ANN ARBOR, Mich. — The Maryland men’s basketball team thrived on its 3-point shooting. Michigan perished because of it.
In defeating the Wolverines 77-70 at the Crisler Center on Satruday, Maryland went 10 for 15 from behind the perimeter and forced Michigan to defend against a speedy, skilled set of guards.
With that strategy, Maryland all but took advantage of one of Michigan’s more glaring deficiencies in its first two months of the season: perimeter defense.
Michigan (11-5, 1-2 Big Ten) entered the game with the Big Ten’s lowest 3-point defense percentage, opponents shooting 39.8 percent (94 of 236) — an average of about 6 for 15 per game.
Maryland (14-2, 2-1) generously exceeded that total.
“Some of their guys made some tough 3s but a lot of those guys were open,” said Michigan forward Zak Irvin, who scored 15 points. “It’s tough to beat a team when they get 30 points from the 3-point line. They just played really well.”
Maryland guard Jared Nickens, Irvin said, was a particular threat to the Wolverines. Nickens entered the game shooting only 26.2 percent on 3-pointers, but went 4 for 4 off the bench against Michigan.
Maryland coach Mark Turgeon didn’t have a complicated explanation for why Maryland shot so well from behind the 3-point line.
“We made shots today,” Turgeon said. “Of course, Jared made 4 of them, but we made some tough ones. We have a really good shooting team and we’re still getting used to each other, and we’re getting better at what we do. But we made shots today.”
The 10-for-15 effort, though, had to please Turgeon; Maryland entered Saturday’s game 11th in the Big Ten in 3-point field-goal percentage (123 for 355, 34.6 percent) yet has been on a consistent 3-point shooting pace.
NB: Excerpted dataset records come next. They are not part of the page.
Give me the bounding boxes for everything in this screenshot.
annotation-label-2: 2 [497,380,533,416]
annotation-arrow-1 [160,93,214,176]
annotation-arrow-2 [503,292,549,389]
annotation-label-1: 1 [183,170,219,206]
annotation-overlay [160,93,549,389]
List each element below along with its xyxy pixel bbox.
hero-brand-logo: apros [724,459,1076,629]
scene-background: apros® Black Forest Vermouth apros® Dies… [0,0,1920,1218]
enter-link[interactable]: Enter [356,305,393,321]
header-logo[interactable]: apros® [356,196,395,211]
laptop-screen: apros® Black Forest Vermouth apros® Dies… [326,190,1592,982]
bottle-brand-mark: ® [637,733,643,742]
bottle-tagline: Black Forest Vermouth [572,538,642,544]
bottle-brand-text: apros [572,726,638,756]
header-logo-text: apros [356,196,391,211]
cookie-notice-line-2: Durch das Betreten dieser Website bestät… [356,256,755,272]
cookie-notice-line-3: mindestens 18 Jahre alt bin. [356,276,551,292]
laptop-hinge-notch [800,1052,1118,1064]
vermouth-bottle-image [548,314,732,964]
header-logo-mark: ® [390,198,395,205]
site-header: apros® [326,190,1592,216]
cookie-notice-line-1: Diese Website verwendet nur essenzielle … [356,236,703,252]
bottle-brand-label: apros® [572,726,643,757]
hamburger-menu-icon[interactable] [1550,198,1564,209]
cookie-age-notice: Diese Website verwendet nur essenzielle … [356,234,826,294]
In four games prior to Saturday, Maryland was a combined 44 for 85 (51.8 percent) from behind the arc.
Moritz Wagner, who had a game-high 17 points, couldn’t give an immediate response as to what his team needs to do to improve its perimeter defense.
“I don’t really know what to say about that, because you’re out there working your butt off and you’re getting killed at the 3-point line again,” Wagner said. “The only thing that’s left for us is just to go in the gym on Monday, try to get better and be aware of the fact that we’re not solid right now, defensively, especially.”
Michigan coach John Beilein, however, offered a more technical explanation.
“When we close out on people, we’ve got to get to shooters,” Beilein said. “Like today. (Maryland’s Kevin) Huerter, (Justin) Jackson and Nickens, they’re not guys you close out short and then contest. You just run them off the line. A couple times we closed out short and dared them to shoot it. That’s what they do well, and that’s that processing speed (on defense), that, ‘where am I going to go?’ It will come, it will come.
Then, Beilein impressed a certain urgency upon that notion.
“Hopefully, it doesn’t come when they’re playing over in Europe some day, later on, or in the NBA,” the 10th-year Michigan coach said, with a wry smile. “It’s got to be something that they want to do her at Michigan. Who am I guarding and where it is. It’s just an issue with this team.
“We’re going to work at it, and it’s going to be really fun when they pull this all together.”